One of the many reasons on why this genre of games are so popular are Japanese ladies are being afraid of having judge by the society because of having an affair, so by playing Otome games that offer virtual relationship will be able to fulfill the need of belonging to the ladies. 
Each character have their own story which give them some depth. So some people can find a character more attractive than real man. -Ai Aizawa
The first simulation game that focus romance was appeared on 1994, it was called “Angelique” by Koei Co. and made for Super Nintendo. After that, successor games such as Messiah’s “The Maiden of Albarea” launched in 1997 and E3 Staff’s “Graduation M” in 1998 further diversified the genre by adding in elements of fantasy, history, and adventure. Otome games are so popular nowadays, produced on most gaming system like Playstation, Nintendo DS, PSP, PS VITA and smart phones. This market makes $135 million per year and with the popularity of Otome games raising, Japanese game retailer even designate a shelf purely for “games targeted at women”.
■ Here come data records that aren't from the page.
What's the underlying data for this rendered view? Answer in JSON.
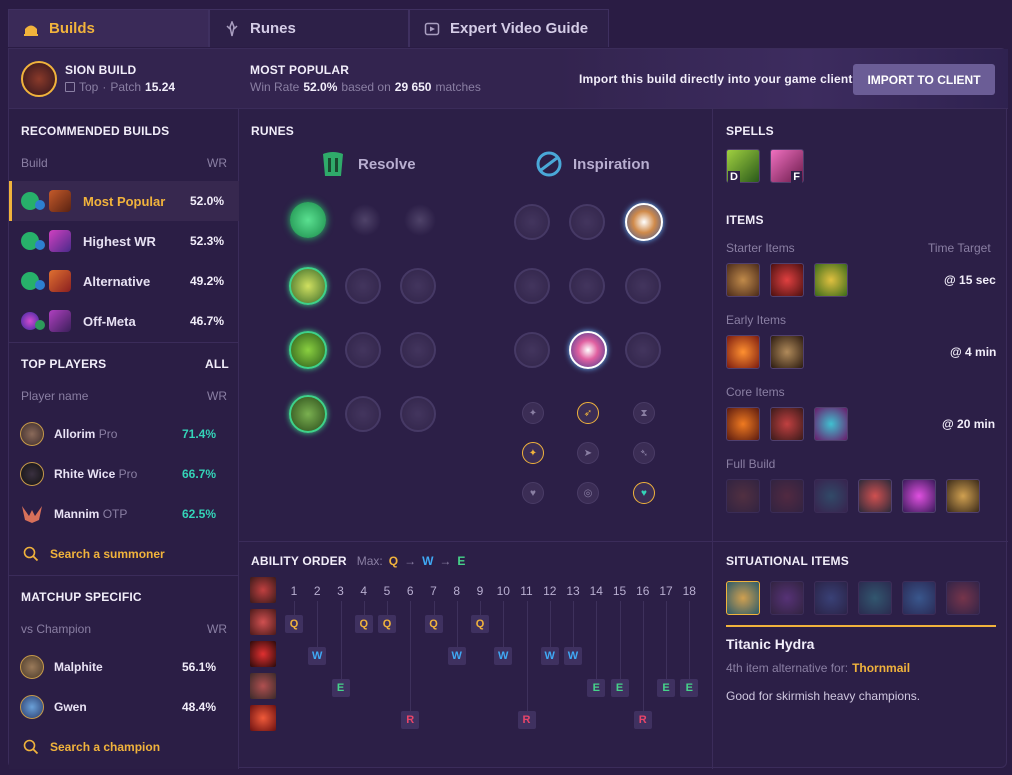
{
  "tabs": [
    {
      "label": "Builds"
    },
    {
      "label": "Runes"
    },
    {
      "label": "Expert Video Guide"
    }
  ],
  "header": {
    "champion": "SION BUILD",
    "role": "Top",
    "patch_label": "Patch",
    "patch": "15.24",
    "popular_title": "MOST POPULAR",
    "winrate_label": "Win Rate",
    "winrate": "52.0%",
    "based_on": "based on",
    "matches": "29 650",
    "matches_label": "matches",
    "import_text": "Import this build directly into your game client:",
    "import_button": "IMPORT TO CLIENT"
  },
  "recommended": {
    "title": "RECOMMENDED BUILDS",
    "col_build": "Build",
    "col_wr": "WR",
    "items": [
      {
        "label": "Most Popular",
        "wr": "52.0%"
      },
      {
        "label": "Highest WR",
        "wr": "52.3%"
      },
      {
        "label": "Alternative",
        "wr": "49.2%"
      },
      {
        "label": "Off-Meta",
        "wr": "46.7%"
      }
    ]
  },
  "top_players": {
    "title": "TOP PLAYERS",
    "all": "ALL",
    "col_name": "Player name",
    "col_wr": "WR",
    "items": [
      {
        "name": "Allorim",
        "tag": "Pro",
        "wr": "71.4%"
      },
      {
        "name": "Rhite Wice",
        "tag": "Pro",
        "wr": "66.7%"
      },
      {
        "name": "Mannim",
        "tag": "OTP",
        "wr": "62.5%"
      }
    ],
    "search": "Search a summoner"
  },
  "matchup": {
    "title": "MATCHUP SPECIFIC",
    "col_name": "vs Champion",
    "col_wr": "WR",
    "items": [
      {
        "name": "Malphite",
        "wr": "56.1%"
      },
      {
        "name": "Gwen",
        "wr": "48.4%"
      }
    ],
    "search": "Search a champion"
  },
  "runes": {
    "title": "RUNES",
    "primary": "Resolve",
    "secondary": "Inspiration"
  },
  "spells": {
    "title": "SPELLS",
    "keys": [
      "D",
      "F"
    ]
  },
  "items": {
    "title": "ITEMS",
    "time_target": "Time Target",
    "groups": [
      {
        "label": "Starter Items",
        "time": "@ 15 sec"
      },
      {
        "label": "Early Items",
        "time": "@ 4 min"
      },
      {
        "label": "Core Items",
        "time": "@ 20 min"
      },
      {
        "label": "Full Build",
        "time": ""
      }
    ]
  },
  "ability": {
    "title": "ABILITY ORDER",
    "max_label": "Max:",
    "max": [
      "Q",
      "W",
      "E"
    ],
    "arrow": "→",
    "levels": [
      "1",
      "2",
      "3",
      "4",
      "5",
      "6",
      "7",
      "8",
      "9",
      "10",
      "11",
      "12",
      "13",
      "14",
      "15",
      "16",
      "17",
      "18"
    ],
    "order": [
      "Q",
      "W",
      "E",
      "Q",
      "Q",
      "R",
      "Q",
      "W",
      "Q",
      "W",
      "R",
      "W",
      "W",
      "E",
      "E",
      "R",
      "E",
      "E"
    ]
  },
  "situational": {
    "title": "SITUATIONAL ITEMS",
    "item_name": "Titanic Hydra",
    "alt_label": "4th item alternative for:",
    "alt_item": "Thornmail",
    "desc": "Good for skirmish heavy champions."
  },
  "colors": {
    "gold": "#f1b33c",
    "teal": "#34d4b8",
    "blue": "#3fa9f5",
    "green": "#46d38a",
    "red": "#e8456a"
  }
}
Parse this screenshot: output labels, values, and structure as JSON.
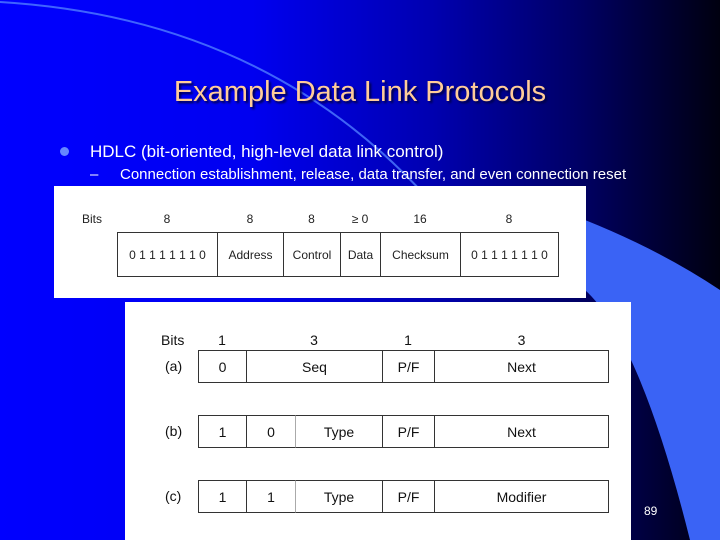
{
  "slide": {
    "title": "Example Data Link Protocols",
    "bullet": "HDLC (bit-oriented, high-level data link control)",
    "sub_bullet_marker": "–",
    "sub_bullet": "Connection establishment, release, data transfer, and even connection reset",
    "page_number": "89",
    "colors": {
      "title": "#ffcc99",
      "background_left": "#0000ff",
      "background_right": "#000010",
      "accent_band": "#3366ff"
    }
  },
  "frame_diagram": {
    "bits_label": "Bits",
    "bit_sizes": [
      "8",
      "8",
      "8",
      "≥ 0",
      "16",
      "8"
    ],
    "fields": [
      "0 1 1 1 1 1 1 0",
      "Address",
      "Control",
      "Data",
      "Checksum",
      "0 1 1 1 1 1 1 0"
    ]
  },
  "control_diagram": {
    "bits_label": "Bits",
    "bit_sizes": [
      "1",
      "3",
      "1",
      "3"
    ],
    "rows": [
      {
        "label": "(a)",
        "fields": [
          "0",
          "Seq",
          "P/F",
          "Next"
        ]
      },
      {
        "label": "(b)",
        "fields": [
          "1",
          "0",
          "Type",
          "P/F",
          "Next"
        ]
      },
      {
        "label": "(c)",
        "fields": [
          "1",
          "1",
          "Type",
          "P/F",
          "Modifier"
        ]
      }
    ]
  }
}
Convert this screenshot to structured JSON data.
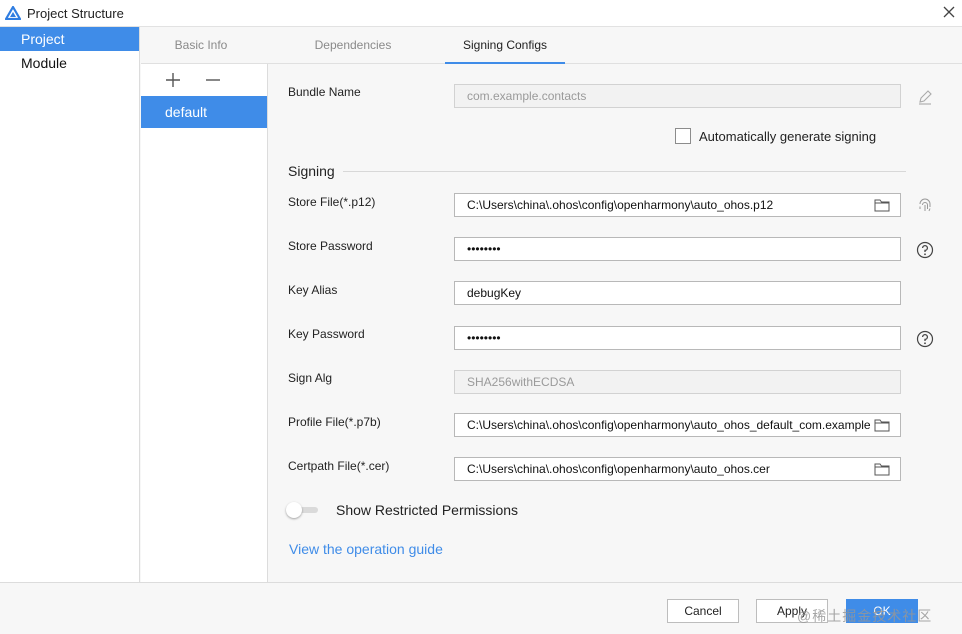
{
  "window": {
    "title": "Project Structure"
  },
  "nav": {
    "items": [
      {
        "label": "Project"
      },
      {
        "label": "Module"
      }
    ]
  },
  "tabs": [
    {
      "label": "Basic Info"
    },
    {
      "label": "Dependencies"
    },
    {
      "label": "Signing Configs"
    }
  ],
  "configs": {
    "items": [
      {
        "label": "default"
      }
    ]
  },
  "form": {
    "bundle_name_label": "Bundle Name",
    "bundle_name_value": "com.example.contacts",
    "auto_sign_label": "Automatically generate signing",
    "signing_section": "Signing",
    "store_file_label": "Store File(*.p12)",
    "store_file_value": "C:\\Users\\china\\.ohos\\config\\openharmony\\auto_ohos.p12",
    "store_password_label": "Store Password",
    "store_password_value": "••••••••",
    "key_alias_label": "Key Alias",
    "key_alias_value": "debugKey",
    "key_password_label": "Key Password",
    "key_password_value": "••••••••",
    "sign_alg_label": "Sign Alg",
    "sign_alg_value": "SHA256withECDSA",
    "profile_file_label": "Profile File(*.p7b)",
    "profile_file_value": "C:\\Users\\china\\.ohos\\config\\openharmony\\auto_ohos_default_com.example",
    "certpath_file_label": "Certpath File(*.cer)",
    "certpath_file_value": "C:\\Users\\china\\.ohos\\config\\openharmony\\auto_ohos.cer",
    "restricted_label": "Show Restricted Permissions",
    "guide_link": "View the operation guide"
  },
  "footer": {
    "cancel": "Cancel",
    "apply": "Apply",
    "ok": "OK"
  },
  "watermark": "@稀土掘金技术社区",
  "colors": {
    "accent": "#3f8ce8",
    "background": "#f7f7f7"
  }
}
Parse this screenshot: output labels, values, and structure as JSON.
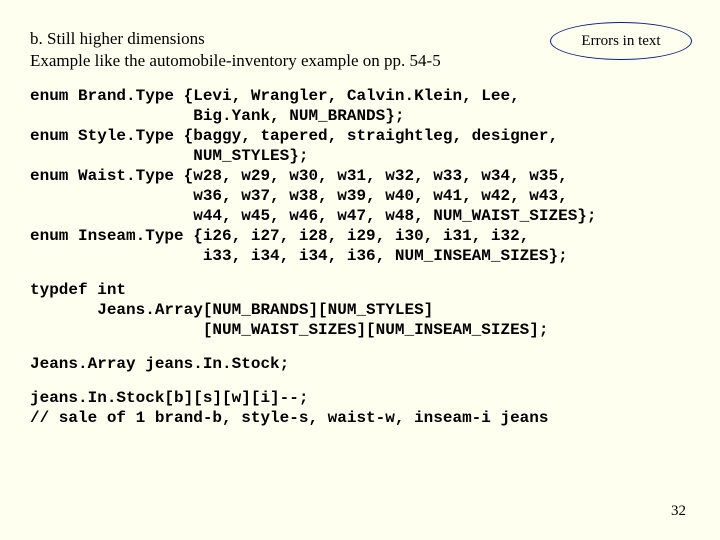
{
  "callout": "Errors in text",
  "heading": {
    "line1": "b. Still higher dimensions",
    "line2": "Example like the automobile-inventory example on pp. 54-5"
  },
  "code": {
    "enums": "enum Brand.Type {Levi, Wrangler, Calvin.Klein, Lee,\n                 Big.Yank, NUM_BRANDS};\nenum Style.Type {baggy, tapered, straightleg, designer,\n                 NUM_STYLES};\nenum Waist.Type {w28, w29, w30, w31, w32, w33, w34, w35,\n                 w36, w37, w38, w39, w40, w41, w42, w43,\n                 w44, w45, w46, w47, w48, NUM_WAIST_SIZES};\nenum Inseam.Type {i26, i27, i28, i29, i30, i31, i32,\n                  i33, i34, i34, i36, NUM_INSEAM_SIZES};",
    "typedef": "typdef int\n       Jeans.Array[NUM_BRANDS][NUM_STYLES]\n                  [NUM_WAIST_SIZES][NUM_INSEAM_SIZES];",
    "decl": "Jeans.Array jeans.In.Stock;",
    "usage": "jeans.In.Stock[b][s][w][i]--;\n// sale of 1 brand-b, style-s, waist-w, inseam-i jeans"
  },
  "pageNumber": "32"
}
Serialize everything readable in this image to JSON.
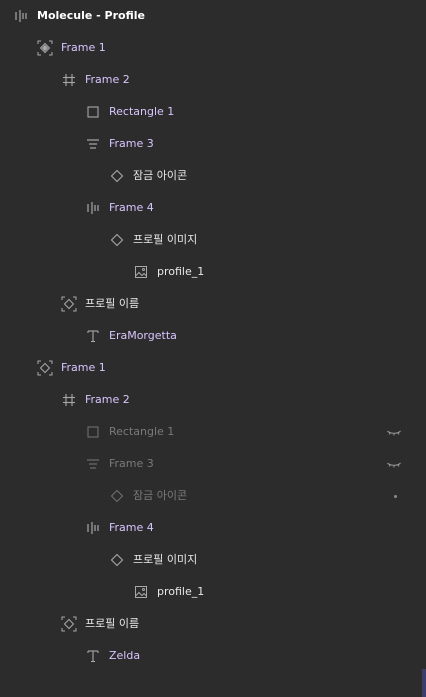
{
  "layers": {
    "root": {
      "label": "Molecule - Profile",
      "icon": "horizontal-bars-icon"
    },
    "items": [
      {
        "label": "Frame 1",
        "icon": "component-frame-icon"
      },
      {
        "label": "Frame 2",
        "icon": "frame-hash-icon"
      },
      {
        "label": "Rectangle 1",
        "icon": "rectangle-icon"
      },
      {
        "label": "Frame 3",
        "icon": "vertical-stack-icon"
      },
      {
        "label": "잠금 아이콘",
        "icon": "instance-icon"
      },
      {
        "label": "Frame 4",
        "icon": "horizontal-bars-icon"
      },
      {
        "label": "프로필 이미지",
        "icon": "instance-icon"
      },
      {
        "label": "profile_1",
        "icon": "image-icon"
      },
      {
        "label": "프로필 이름",
        "icon": "component-frame-icon"
      },
      {
        "label": "EraMorgetta",
        "icon": "text-icon"
      },
      {
        "label": "Frame 1",
        "icon": "component-frame-icon"
      },
      {
        "label": "Frame 2",
        "icon": "frame-hash-icon"
      },
      {
        "label": "Rectangle 1",
        "icon": "rectangle-icon",
        "hidden": true
      },
      {
        "label": "Frame 3",
        "icon": "vertical-stack-icon",
        "hidden": true
      },
      {
        "label": "잠금 아이콘",
        "icon": "instance-icon",
        "hidden": true
      },
      {
        "label": "Frame 4",
        "icon": "horizontal-bars-icon"
      },
      {
        "label": "프로필 이미지",
        "icon": "instance-icon"
      },
      {
        "label": "profile_1",
        "icon": "image-icon"
      },
      {
        "label": "프로필 이름",
        "icon": "component-frame-icon"
      },
      {
        "label": "Zelda",
        "icon": "text-icon"
      }
    ]
  },
  "colors": {
    "background": "#2c2c2c",
    "component_label": "#d9c6ff",
    "dim_label": "#7a7a7a",
    "icon": "#a8a8a8"
  }
}
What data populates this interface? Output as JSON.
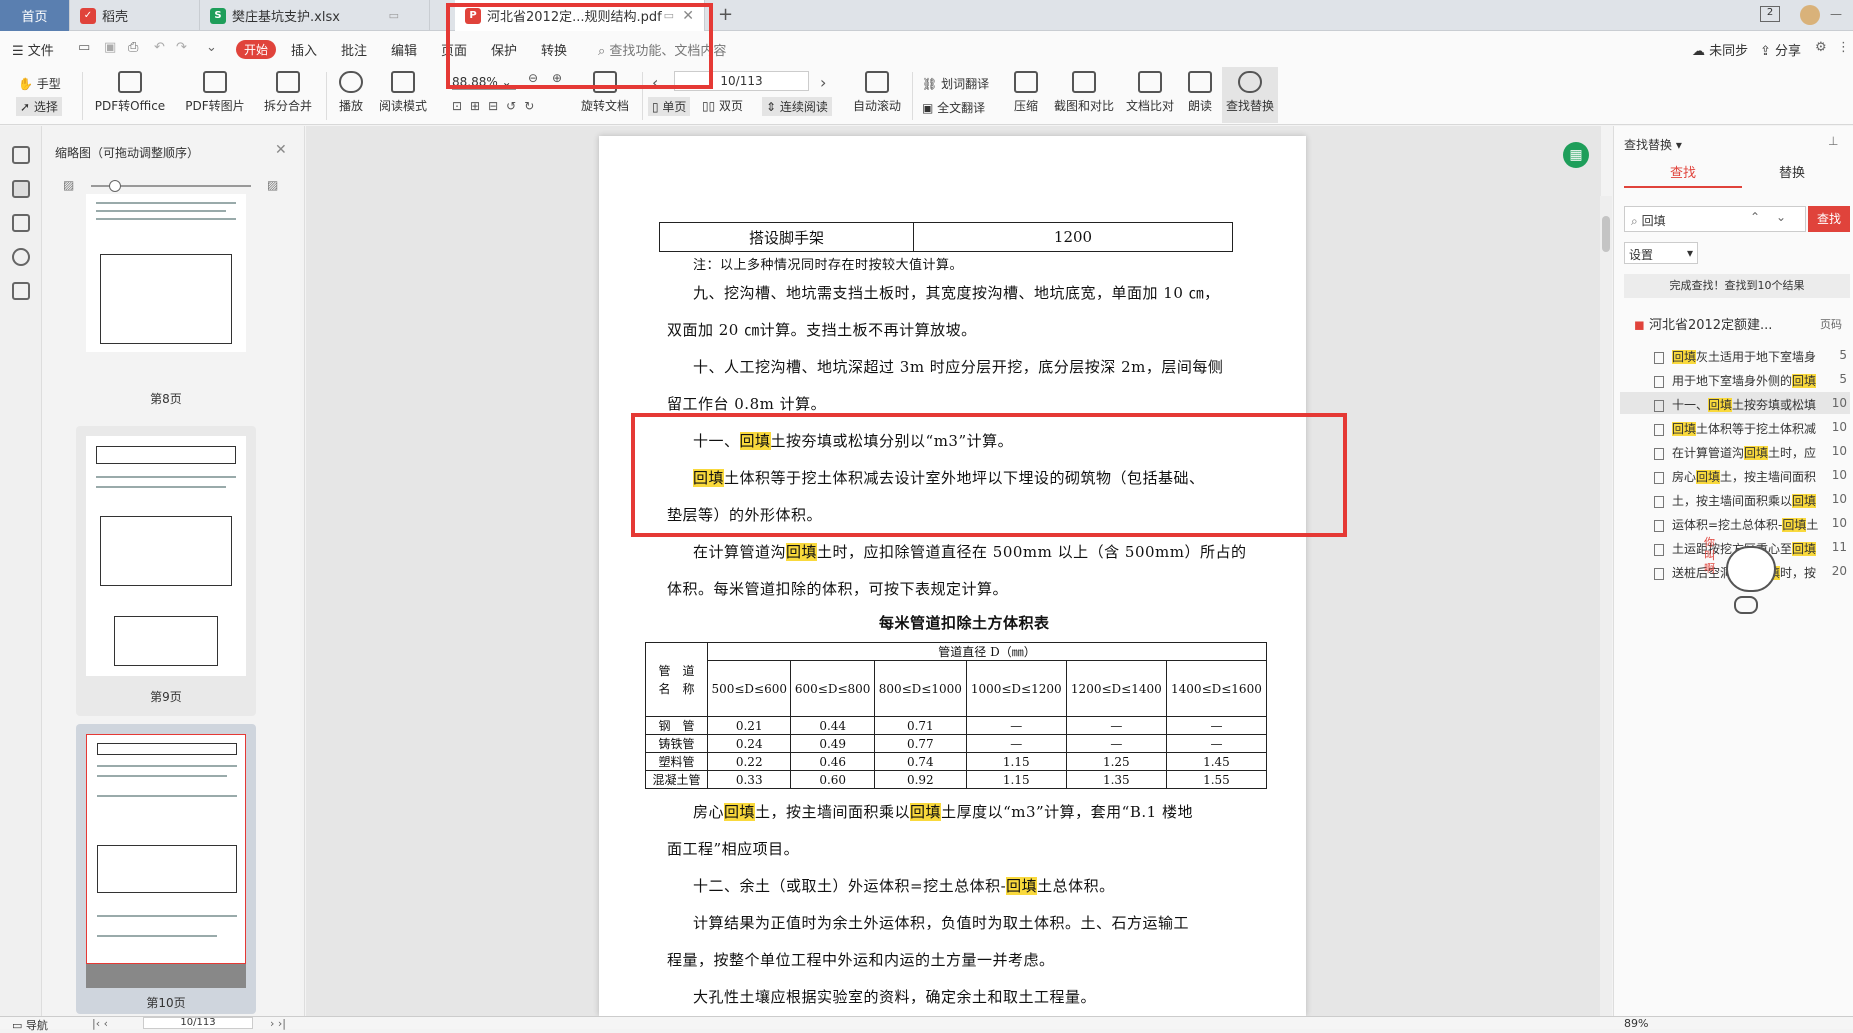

Reference: http://adage.com/article/news/e-sports/308447/
https://www.vice.com/en_us/article/this-is-what-esports-will-be-like-in-2016-435 
http://www.netaddiction.co.nz/whygames.html 
http://onlinelibrary.wiley.com/doi/10.1111/j.1083-6101.2004.tb00229.x/full 
http://journals.sagepub.com/doi/abs/10.1177/0263276409103132
https://broadly.vice.com/en_us/article/my-sensual-journey-into-japans-90-million-fake-anime-boyfriend-market
https://sites.duke.edu/unsuitable/otome-games/
https://www.facebook.com/aljazeera/videos/10155211829673690/
https://www.youtube.com/watch?v=D2M4ICwmhxU
Conclusion:  To attain the sense of belonging, people will play games.
If the above is true then the following could be helpful when developing video games in the future as an artist:
have good character and environment design and drawing skills.
knowledge of  shading/lighting technique.
play games and look out there and see what other artists are doing.